John Doe, Sex Offender Registry Board No. 2534 v. Sex Offender Registry Board.
John Doe, Sex Offender Registry Board No. 2534 v. Sex Offender Registry Board.
Opinion
NOTICE: Summary decisions issued by the Appeals Court pursuant to M.A.C. Rule 23.0, as appearing in 97 Mass. App. Ct. 1017 (2020) (formerly known as rule 1:28, as amended by 73 Mass. App. Ct. 1001 [2009]), are primarily directed to the parties and, therefore, may not fully address the facts of the case or the panel's decisional rationale. Moreover, such decisions are not circulated to the entire court and, therefore, represent only the views of the panel that decided the case.
A summary decision pursuant to rule 23.0 or rule 1:28 issued after February 25, 2008, may be cited for its persuasive value but, because of the limitations noted above, not as binding precedent. See Chace v. Curran, 71 Mass. App. Ct. 258, 260 n.4 (2008).
COMMONWEALTH OF MASSACHUSETTS APPEALS COURT 23-P-1122 JOHN DOE, SEX OFFENDER REGISTRY BOARD NO. 2534 vs. SEX OFFENDER REGISTRY BOARD.
MEMORANDUM AND ORDER PURSUANT TO RULE 23.0 The plaintiff, John Doe No. 2534, appeals from a Superior Court judgment affirming his classification by the Sex Offender Registry Board (board) as a level three sex offender and the board's denial of his motion for expert funds.

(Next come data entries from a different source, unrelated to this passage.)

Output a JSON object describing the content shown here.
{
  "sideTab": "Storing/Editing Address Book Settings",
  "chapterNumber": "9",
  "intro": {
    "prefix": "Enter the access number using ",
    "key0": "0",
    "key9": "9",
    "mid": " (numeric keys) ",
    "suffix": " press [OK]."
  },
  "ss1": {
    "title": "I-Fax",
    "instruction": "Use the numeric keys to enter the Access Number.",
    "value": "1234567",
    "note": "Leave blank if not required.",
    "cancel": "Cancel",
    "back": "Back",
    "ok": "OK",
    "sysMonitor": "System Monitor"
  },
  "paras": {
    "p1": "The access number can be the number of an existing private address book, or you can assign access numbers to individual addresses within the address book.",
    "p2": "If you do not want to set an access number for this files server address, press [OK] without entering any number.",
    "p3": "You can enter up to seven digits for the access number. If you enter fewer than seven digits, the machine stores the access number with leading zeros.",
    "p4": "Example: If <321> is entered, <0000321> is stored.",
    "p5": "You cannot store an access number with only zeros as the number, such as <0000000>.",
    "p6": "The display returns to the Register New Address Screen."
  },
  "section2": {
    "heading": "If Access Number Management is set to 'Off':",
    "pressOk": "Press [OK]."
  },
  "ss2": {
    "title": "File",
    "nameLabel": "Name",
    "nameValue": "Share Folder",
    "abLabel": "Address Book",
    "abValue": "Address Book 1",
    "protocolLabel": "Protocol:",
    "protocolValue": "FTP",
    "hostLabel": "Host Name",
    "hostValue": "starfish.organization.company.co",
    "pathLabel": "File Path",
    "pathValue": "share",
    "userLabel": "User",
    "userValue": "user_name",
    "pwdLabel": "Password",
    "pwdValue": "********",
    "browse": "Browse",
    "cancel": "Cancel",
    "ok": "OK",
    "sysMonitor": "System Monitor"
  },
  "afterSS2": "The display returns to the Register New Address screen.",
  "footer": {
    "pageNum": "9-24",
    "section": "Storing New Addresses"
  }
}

Background. Between 1985 and 1991, Doe routinely sexually abused his stepdaughter (victim 1). Victim 1 reported that the abuse began when she was six or seven years old. "[T]wice a week or more," Doe would get on top of victim 1 while she was sleeping, rub his penis on her vagina and buttocks over her clothing, and touch her breasts. Victim 1 reported the abuse to police when she was sixteen years old. She stated that Doe was "high on cocaine," which he used every night, when he abused her. In 1996, Doe pleaded guilty to four counts of indecent assault and battery on a child. He received concurrent one-year sentences suspended with two years of probation. In 1999, Doe's probation was revoked based on new child sexual assault offenses and he was incarcerated for one year.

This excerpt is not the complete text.